O problema é que o pensamento não tem força; não dá para medi-la (risos). Minha visão é muito diferente. O que consegui foi mostrar que era possível decodificar em outra ordem de grandeza os sinais cerebrais, as atividades elétricas, e daí veio o trabalho com as interfaces. Meus colegas desconfiavam, mas hoje estão reconhecendo que é possível. Já podemos pensar numa terapia com interfaces para pacientes neurológicos. Estamos perto.

Qual é sua visão da consciência, por exemplo, em comparação com a de um Gerald Edelman (biólogo vencedor do Nobel de 1972)?
Ambos acreditamos que nos últimos 20 anos a neurociência deu um salto com a tecnologia de imagens e os estudos evolucionistas. Mas ele tem uma visão reducionista. Mostrei que o cérebro funciona por populações neurais, não por regiões anatômicas. Ele estudou os neurônios isolados. Trabalhou com poucos dados, então não consegue se desvencilhar dos princípios fisiológicos. É uma visão darwinista, mas não de modo complexo. Para mim, o cérebro tem papel de liderança em relação ao corpo.

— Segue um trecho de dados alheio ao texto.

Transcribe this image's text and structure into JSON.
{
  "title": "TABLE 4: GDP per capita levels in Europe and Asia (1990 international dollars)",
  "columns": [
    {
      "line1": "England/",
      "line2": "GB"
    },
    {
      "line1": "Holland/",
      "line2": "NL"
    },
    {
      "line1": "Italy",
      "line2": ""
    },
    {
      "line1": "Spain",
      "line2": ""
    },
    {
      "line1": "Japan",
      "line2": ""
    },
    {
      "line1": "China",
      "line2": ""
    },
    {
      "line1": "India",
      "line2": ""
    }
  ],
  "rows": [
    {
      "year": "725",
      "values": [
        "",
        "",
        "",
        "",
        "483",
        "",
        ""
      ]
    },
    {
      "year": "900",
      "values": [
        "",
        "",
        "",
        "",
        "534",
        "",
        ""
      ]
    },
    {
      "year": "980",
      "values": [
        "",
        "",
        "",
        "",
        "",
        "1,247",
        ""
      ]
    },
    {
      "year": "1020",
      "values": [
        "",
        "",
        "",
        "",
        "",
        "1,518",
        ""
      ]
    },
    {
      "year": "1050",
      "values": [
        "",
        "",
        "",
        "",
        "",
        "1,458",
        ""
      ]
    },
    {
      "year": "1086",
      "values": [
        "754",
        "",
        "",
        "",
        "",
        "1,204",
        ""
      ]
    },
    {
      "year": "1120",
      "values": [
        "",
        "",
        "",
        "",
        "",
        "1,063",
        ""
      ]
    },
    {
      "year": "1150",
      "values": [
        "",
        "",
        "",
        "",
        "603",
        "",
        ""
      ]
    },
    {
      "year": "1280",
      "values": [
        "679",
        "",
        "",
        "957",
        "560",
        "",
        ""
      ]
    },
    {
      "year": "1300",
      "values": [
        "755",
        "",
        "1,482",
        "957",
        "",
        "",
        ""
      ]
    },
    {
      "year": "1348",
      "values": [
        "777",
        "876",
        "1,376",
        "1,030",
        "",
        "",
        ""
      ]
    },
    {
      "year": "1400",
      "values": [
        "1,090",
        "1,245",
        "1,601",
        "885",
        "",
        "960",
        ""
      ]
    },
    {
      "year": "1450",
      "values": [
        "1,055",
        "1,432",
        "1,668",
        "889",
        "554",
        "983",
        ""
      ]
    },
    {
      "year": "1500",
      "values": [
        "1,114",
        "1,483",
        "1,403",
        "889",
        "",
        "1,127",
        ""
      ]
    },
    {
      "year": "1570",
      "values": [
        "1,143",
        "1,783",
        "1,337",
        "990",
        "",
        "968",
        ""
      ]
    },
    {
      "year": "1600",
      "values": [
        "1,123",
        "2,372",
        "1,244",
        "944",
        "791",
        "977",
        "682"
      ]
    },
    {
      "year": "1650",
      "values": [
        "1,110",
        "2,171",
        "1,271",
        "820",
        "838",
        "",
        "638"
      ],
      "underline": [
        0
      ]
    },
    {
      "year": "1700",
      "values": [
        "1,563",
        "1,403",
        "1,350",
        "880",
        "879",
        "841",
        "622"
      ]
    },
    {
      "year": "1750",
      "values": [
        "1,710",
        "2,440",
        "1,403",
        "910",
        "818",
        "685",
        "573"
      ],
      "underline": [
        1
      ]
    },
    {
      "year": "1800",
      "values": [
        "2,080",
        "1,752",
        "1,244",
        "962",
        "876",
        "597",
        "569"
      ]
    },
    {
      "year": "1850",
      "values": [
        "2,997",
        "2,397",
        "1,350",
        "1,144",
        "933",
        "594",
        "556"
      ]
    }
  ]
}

E a de Antonio Damásio (neurologista português)?
O Damásio é um excelente pesquisador, mas acho sua visão tradicional. Ele está preso ao dogma do século 20, a teoria da localização (funções cerebrais executadas em regiões específicas). O cérebro é muito mais participativo, plástico, com funções mais distribuídas. A distinção de áreas anatômicas não é tão nítida.